A genome-wide association study reveals variants in ARL15 that influence adiponectin levels.
Richards JB., Waterworth D., O'Rahilly S., Hivert MF., Loos RJF., Perry JRB., Tanaka T., Timpson NJ., Semple RK., Soranzo N., Song K., Rocha N., Grundberg E., Dupuis J., Florez JC., Langenberg C., Prokopenko I., Saxena R., Sladek R., Aulchenko Y., Evans D., Waeber G., Erdmann J., Burnett MS., Sattar N., Devaney J., Willenborg C., Hingorani A., Witteman JCM., Vollenweider P., Glaser B., Hengstenberg C., Ferrucci L., Melzer D., Stark K., Deanfield J., Winogradow J., Grassl M., Hall AS., Egan JM., Thompson JR., Ricketts SL., König IR., Reinhard W., Grundy S., Wichmann HE., Barter P., Mahley R., Kesaniemi YA., Rader DJ., Reilly MP., Epstein SE., Stewart AFR., Van Duijn CM., Schunkert H., Burling K., Deloukas P., Pastinen T., Samani NJ., McPherson R., Davey Smith G., Frayling TM., Wareham NJ., Meigs JB., Mooser V., Spector TD.

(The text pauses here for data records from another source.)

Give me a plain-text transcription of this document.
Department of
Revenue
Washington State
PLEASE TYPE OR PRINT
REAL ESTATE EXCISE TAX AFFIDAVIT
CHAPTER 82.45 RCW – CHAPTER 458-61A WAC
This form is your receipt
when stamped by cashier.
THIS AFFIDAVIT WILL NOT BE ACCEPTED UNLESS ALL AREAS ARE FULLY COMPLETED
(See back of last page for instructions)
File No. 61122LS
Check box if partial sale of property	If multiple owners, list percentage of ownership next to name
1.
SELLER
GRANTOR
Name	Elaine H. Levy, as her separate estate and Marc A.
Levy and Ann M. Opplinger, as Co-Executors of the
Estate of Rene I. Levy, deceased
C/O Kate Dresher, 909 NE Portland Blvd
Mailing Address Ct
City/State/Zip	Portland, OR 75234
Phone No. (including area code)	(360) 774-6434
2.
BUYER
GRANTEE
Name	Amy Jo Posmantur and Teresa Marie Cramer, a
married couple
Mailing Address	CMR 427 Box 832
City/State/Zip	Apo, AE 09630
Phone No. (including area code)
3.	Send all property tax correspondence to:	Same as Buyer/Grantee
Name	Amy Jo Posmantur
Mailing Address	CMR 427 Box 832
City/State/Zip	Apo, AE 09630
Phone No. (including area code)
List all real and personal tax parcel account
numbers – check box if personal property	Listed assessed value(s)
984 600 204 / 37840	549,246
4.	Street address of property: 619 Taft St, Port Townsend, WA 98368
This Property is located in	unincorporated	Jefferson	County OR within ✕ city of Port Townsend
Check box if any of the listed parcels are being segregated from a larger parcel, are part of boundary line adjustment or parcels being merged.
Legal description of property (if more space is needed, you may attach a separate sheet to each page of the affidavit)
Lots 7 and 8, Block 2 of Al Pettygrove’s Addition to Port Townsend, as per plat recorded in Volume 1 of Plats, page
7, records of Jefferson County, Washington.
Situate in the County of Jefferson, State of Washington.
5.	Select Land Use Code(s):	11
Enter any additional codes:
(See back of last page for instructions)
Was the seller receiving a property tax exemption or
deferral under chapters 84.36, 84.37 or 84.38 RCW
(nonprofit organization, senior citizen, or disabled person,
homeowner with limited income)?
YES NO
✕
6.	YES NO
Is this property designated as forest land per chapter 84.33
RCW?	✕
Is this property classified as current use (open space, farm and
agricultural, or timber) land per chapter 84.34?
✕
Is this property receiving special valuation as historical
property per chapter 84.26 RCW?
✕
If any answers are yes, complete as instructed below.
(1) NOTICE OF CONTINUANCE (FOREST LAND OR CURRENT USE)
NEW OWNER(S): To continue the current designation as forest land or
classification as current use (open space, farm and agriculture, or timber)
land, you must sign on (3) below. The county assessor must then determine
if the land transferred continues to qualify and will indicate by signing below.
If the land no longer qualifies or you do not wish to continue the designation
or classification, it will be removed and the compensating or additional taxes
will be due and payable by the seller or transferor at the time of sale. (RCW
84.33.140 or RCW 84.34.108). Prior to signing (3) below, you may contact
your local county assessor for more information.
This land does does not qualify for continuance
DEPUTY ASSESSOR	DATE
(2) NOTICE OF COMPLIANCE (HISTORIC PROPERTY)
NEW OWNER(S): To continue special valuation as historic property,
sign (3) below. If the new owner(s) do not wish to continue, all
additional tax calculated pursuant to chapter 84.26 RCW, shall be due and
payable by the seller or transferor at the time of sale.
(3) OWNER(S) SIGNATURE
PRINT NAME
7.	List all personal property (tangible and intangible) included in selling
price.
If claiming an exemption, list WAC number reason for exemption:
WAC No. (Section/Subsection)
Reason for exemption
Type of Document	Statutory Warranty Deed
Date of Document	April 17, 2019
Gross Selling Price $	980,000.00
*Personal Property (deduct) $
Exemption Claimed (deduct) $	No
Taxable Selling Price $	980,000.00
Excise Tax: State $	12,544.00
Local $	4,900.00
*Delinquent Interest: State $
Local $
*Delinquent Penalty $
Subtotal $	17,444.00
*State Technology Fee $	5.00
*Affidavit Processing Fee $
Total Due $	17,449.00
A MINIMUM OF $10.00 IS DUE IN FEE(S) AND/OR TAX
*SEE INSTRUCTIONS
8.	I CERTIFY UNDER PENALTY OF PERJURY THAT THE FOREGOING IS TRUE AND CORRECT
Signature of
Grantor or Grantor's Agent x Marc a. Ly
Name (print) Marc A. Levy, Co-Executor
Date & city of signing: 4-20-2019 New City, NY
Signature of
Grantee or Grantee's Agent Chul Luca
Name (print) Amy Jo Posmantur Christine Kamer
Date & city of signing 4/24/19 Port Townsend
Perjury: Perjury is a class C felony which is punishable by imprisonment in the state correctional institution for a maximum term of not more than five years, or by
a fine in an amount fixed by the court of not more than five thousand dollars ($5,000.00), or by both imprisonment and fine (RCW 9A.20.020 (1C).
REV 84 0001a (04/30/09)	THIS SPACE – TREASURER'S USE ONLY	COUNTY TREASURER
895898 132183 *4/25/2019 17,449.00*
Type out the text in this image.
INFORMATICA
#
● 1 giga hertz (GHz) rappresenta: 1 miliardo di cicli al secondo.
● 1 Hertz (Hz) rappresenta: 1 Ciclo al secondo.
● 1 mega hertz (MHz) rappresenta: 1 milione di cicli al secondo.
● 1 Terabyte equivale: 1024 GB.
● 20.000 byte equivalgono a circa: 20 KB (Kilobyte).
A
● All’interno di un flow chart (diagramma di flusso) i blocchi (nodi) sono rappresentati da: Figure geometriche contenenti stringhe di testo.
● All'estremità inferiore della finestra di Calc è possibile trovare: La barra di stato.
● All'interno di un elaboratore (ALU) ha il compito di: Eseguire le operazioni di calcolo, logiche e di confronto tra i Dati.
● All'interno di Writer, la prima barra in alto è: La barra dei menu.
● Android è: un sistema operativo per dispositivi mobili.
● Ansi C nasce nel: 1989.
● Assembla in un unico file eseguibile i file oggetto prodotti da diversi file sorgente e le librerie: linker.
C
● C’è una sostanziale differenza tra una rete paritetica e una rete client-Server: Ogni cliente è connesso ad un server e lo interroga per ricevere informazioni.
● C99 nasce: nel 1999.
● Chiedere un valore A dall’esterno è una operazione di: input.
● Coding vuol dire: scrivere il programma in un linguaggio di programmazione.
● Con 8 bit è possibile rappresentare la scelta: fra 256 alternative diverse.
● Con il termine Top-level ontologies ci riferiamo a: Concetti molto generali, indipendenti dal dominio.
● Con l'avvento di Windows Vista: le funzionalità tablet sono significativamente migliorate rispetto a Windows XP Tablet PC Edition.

The adipocyte-derived protein adiponectin is highly heritable and inversely associated with risk of type 2 diabetes mellitus (T2D) and coronary heart disease (CHD). We meta-analyzed 3 genome-wide association studies for circulating adiponectin levels (n = 8,531) and sought validation of the lead single nucleotide polymorphisms (SNPs) in 5 additional cohorts (n = 6,202). Five SNPs were genome-wide significant in their relationship with adiponectin (P < or =5x10(-8)). We then tested whether these 5 SNPs were associated with risk of T2D and CHD using a Bonferroni-corrected threshold of P < or =0.011 to declare statistical significance for these disease associations. SNPs at the adiponectin-encoding ADIPOQ locus demonstrated the strongest associations with adiponectin levels (P-combined = 9.2x10(-19) for lead SNP, rs266717, n = 14,733). A novel variant in the ARL15 (ADP-ribosylation factor-like 15) gene was associated with lower circulating levels of adiponectin (rs4311394-G, P-combined = 2.9x10(-8), n = 14,733). This same risk allele at ARL15 was also associated with a higher risk of CHD (odds ratio [OR] = 1.12, P = 8.5x10(-6), n = 22,421) more nominally, an increased risk of T2D (OR = 1.11, P = 3.2x10(-3), n = 10,128), and several metabolic traits. Expression studies in humans indicated that ARL15 is well-expressed in skeletal muscle. These findings identify a novel protein, ARL15, which influences circulating adiponectin levels and may impact upon CHD risk.